Last night on CNN I watched the protests in Chicago, and Philadelphia, and New York City, and Albuquerque, and our nation’s capital. Some people have written these protesters off as sore losers, but there’s more to it than that. Many of them are angry because they’re afraid. I am too.

Regardless of who you voted for, I, along with the rest of the world, will be waiting to see what happens next. Some people claim that the Trump we see on television and in the debates is not the same Trump that works behind closed doors, getting things done. I hope that’s true. I hope the same Trump that yells at people, denigrates women, and gets in Twitter fights at three in the morning is not the same guy that shows up when foreign heads of state come knocking. If they are one and the same, then lord help us.

2 comments to President Trump

  • Carmen

    Thank you Rob. You put in words almost exactly how I feel. I am looking forward to him proving me wrong. If you are a white man, then you are an equal with our President elect. If you are anything but that, you are less. Some far less than others. Again, the best thing that can happen is I am proven wrong.

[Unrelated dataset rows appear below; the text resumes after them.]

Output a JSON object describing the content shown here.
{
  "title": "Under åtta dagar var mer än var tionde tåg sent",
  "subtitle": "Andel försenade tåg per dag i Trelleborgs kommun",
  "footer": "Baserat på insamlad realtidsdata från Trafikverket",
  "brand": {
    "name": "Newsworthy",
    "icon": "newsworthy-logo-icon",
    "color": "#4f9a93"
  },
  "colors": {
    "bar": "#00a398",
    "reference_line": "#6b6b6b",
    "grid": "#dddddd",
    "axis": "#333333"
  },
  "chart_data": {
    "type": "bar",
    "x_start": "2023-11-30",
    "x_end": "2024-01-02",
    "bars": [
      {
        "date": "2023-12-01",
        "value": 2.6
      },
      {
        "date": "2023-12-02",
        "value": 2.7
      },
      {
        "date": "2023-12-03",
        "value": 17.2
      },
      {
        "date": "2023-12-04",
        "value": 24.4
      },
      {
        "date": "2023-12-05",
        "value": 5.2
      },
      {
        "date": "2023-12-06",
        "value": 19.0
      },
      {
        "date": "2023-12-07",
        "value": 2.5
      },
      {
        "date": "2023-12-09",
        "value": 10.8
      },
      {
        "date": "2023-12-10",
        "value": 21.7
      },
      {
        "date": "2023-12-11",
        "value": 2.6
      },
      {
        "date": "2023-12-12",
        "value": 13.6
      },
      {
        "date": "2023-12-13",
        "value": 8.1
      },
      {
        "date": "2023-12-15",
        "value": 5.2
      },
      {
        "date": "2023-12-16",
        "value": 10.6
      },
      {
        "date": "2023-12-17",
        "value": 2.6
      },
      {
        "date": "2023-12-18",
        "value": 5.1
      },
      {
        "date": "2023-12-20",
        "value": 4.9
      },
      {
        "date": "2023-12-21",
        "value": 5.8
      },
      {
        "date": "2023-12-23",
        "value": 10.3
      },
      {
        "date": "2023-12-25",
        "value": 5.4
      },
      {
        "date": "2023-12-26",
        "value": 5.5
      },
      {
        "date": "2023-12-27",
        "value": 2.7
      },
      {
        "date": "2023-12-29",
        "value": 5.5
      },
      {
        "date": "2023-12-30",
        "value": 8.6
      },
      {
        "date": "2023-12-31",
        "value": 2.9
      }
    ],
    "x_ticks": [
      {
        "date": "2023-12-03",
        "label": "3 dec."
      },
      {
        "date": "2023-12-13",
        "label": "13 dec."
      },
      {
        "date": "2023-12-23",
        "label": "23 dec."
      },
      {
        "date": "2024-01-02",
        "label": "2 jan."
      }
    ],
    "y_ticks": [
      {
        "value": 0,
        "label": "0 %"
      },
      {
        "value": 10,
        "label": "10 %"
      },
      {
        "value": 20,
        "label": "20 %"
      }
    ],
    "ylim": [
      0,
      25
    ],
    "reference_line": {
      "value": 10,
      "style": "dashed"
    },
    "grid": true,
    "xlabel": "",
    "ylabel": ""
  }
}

  • I think you hit the email server issue on the head.

    “I would be instantly fired for doing the same thing.” But you wouldn’t have done anything illegal. That is exactly the same conclusion the FBI came to.

    I also don’t believe for one minute that they didn’t have backups. They’re saying with a straight face that one of the most powerful people in the world don’t have offsite backups?

    Anyway, its over. Begrudgingly. Hopefully this brings awareness to data integrity.